Reducing Humidity Levels

If your home’s air regularly has high relative-humidity readings, check for water sources around your house. These could include leaking air conditioners and plumbing lines, or damaged roofs. Also look for clogged gutters and foundation drains. In addition, too much shady foliage planted near the house can contribute to problems.

Of course, poor ventilation can easily result in high indoor humidity levels. Therefore, it’s a good idea for rooms in your home that commonly generate large amounts of water vapor to be properly vented to the outdoors, so the water vapor can’t build up indoors. Ideally, a range hood over your kitchen stovetop, an exhaust fan in your laundry room, and exhaust fans in your bathrooms, should be installed and used regularly. All such fans must be vented to the outdoors to be effective.

Bathroom fans can have a simple, manually operated on/off wall-mounted switch, a manually set crank timer, or they can be controlled by a dehumidistat. A dehumidistat is simply a device that monitors relative-humidity levels. It can be used to automatically turn on an exhaust fan when a certain relative humidity is sensed. For example, a dehumidistat could turn on a bathroom exhaust fan when the relative humidity rises after a shower. You’ll also want to make sure that your clothes dryer is vented to the outdoors.

You can also lower the relative humidity by using air conditioners and dehumidifiers. Both pull water vapor out of the air and condense it into liquid water. Air conditioners and dehumidifiers are available from many local department and appliance store.

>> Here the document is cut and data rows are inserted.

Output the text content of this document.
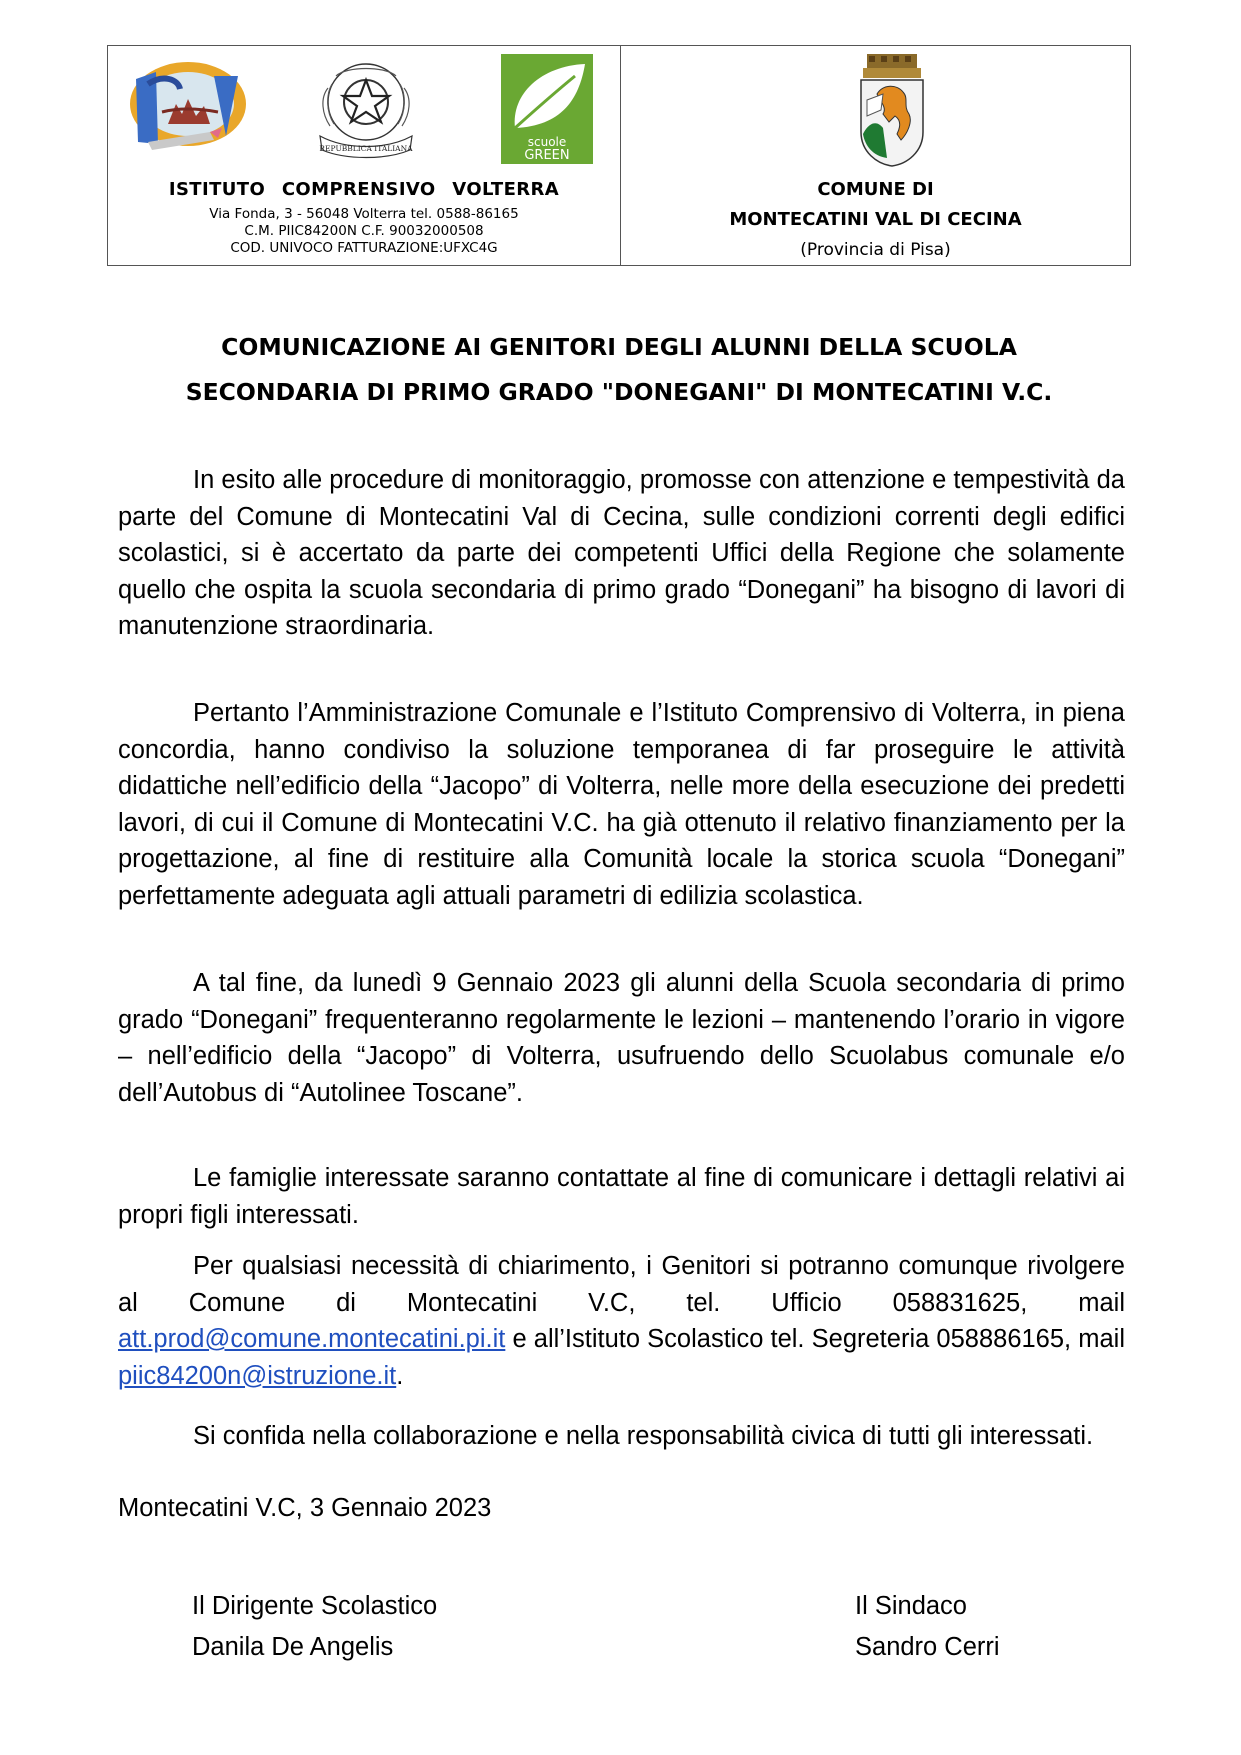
REPUBBLICA ITALIANA	scuole
GREEN
ISTITUTO COMPRENSIVO VOLTERRA
Via Fonda, 3 - 56048 Volterra tel. 0588-86165
C.M. PIIC84200N C.F. 90032000508
COD. UNIVOCO FATTURAZIONE:UFXC4G
COMUNE DI
MONTECATINI VAL DI CECINA
(Provincia di Pisa)
COMUNICAZIONE AI GENITORI DEGLI ALUNNI DELLA SCUOLA
SECONDARIA DI PRIMO GRADO "DONEGANI" DI MONTECATINI V.C.

In esito alle procedure di monitoraggio, promosse con attenzione e tempestività da parte del Comune di Montecatini Val di Cecina, sulle condizioni correnti degli edifici scolastici, si è accertato da parte dei competenti Uffici della Regione che solamente quello che ospita la scuola secondaria di primo grado “Donegani” ha bisogno di lavori di manutenzione straordinaria.

Pertanto l’Amministrazione Comunale e l’Istituto Comprensivo di Volterra, in piena concordia, hanno condiviso la soluzione temporanea di far proseguire le attività didattiche nell’edificio della “Jacopo” di Volterra, nelle more della esecuzione dei predetti lavori, di cui il Comune di Montecatini V.C. ha già ottenuto il relativo finanziamento per la progettazione, al fine di restituire alla Comunità locale la storica scuola “Donegani” perfettamente adeguata agli attuali parametri di edilizia scolastica.

A tal fine, da lunedì 9 Gennaio 2023 gli alunni della Scuola secondaria di primo grado “Donegani” frequenteranno regolarmente le lezioni – mantenendo l’orario in vigore – nell’edificio della “Jacopo” di Volterra, usufruendo dello Scuolabus comunale e/o dell’Autobus di “Autolinee Toscane”.

Le famiglie interessate saranno contattate al fine di comunicare i dettagli relativi ai propri figli interessati.

Per qualsiasi necessità di chiarimento, i Genitori si potranno comunque rivolgere al Comune di Montecatini V.C, tel. Ufficio 058831625, mail att.prod@comune.montecatini.pi.it e all’Istituto Scolastico tel. Segreteria 058886165, mail piic84200n@istruzione.it.

Si confida nella collaborazione e nella responsabilità civica di tutti gli interessati.

Montecatini V.C, 3 Gennaio 2023
Il Dirigente Scolastico
Danila De Angelis
Il Sindaco
Sandro Cerri
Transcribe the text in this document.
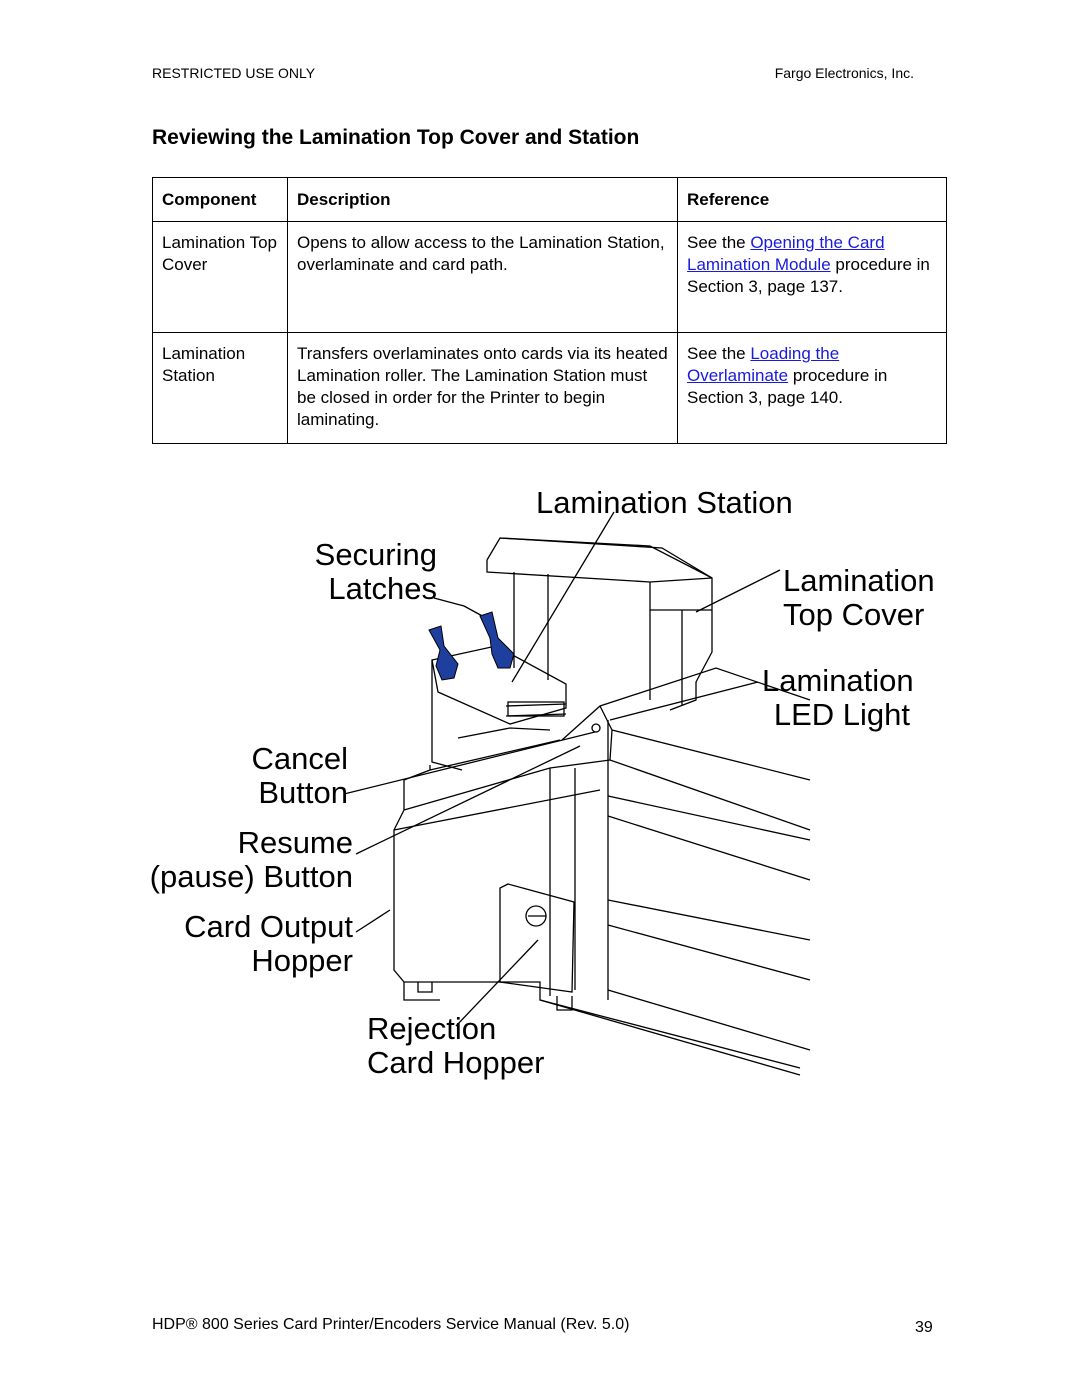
RESTRICTED USE ONLY	Fargo Electronics, Inc.
Reviewing the Lamination Top Cover and Station
Component	Description	Reference
Lamination Top Cover	Opens to allow access to the Lamination Station, overlaminate and card path.	See the Opening the Card Lamination Module procedure in Section 3, page 137.
Lamination Station	Transfers overlaminates onto cards via its heated Lamination roller. The Lamination Station must be closed in order for the Printer to begin laminating.	See the Loading the Overlaminate procedure in Section 3, page 140.
Lamination Station
Securing
Latches	Lamination
Top Cover
Lamination
LED Light
Cancel
Button
Resume
(pause) Button
Card Output
Hopper
Rejection
Card Hopper
HDP® 800 Series Card Printer/Encoders Service Manual (Rev. 5.0)	39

Note that dehumidifiers can be emptied either automatically into a house drain, or manually. If you decide upon a dehumidifier, it’s important to clean it regularly to prevent mold growth. This is especially necessary with models that must be emptied manually inasmuch as they can contain standing water for some time. In the winter, closets can have a higher relative humidity than other rooms in a house, so they can also be places where mold can grow.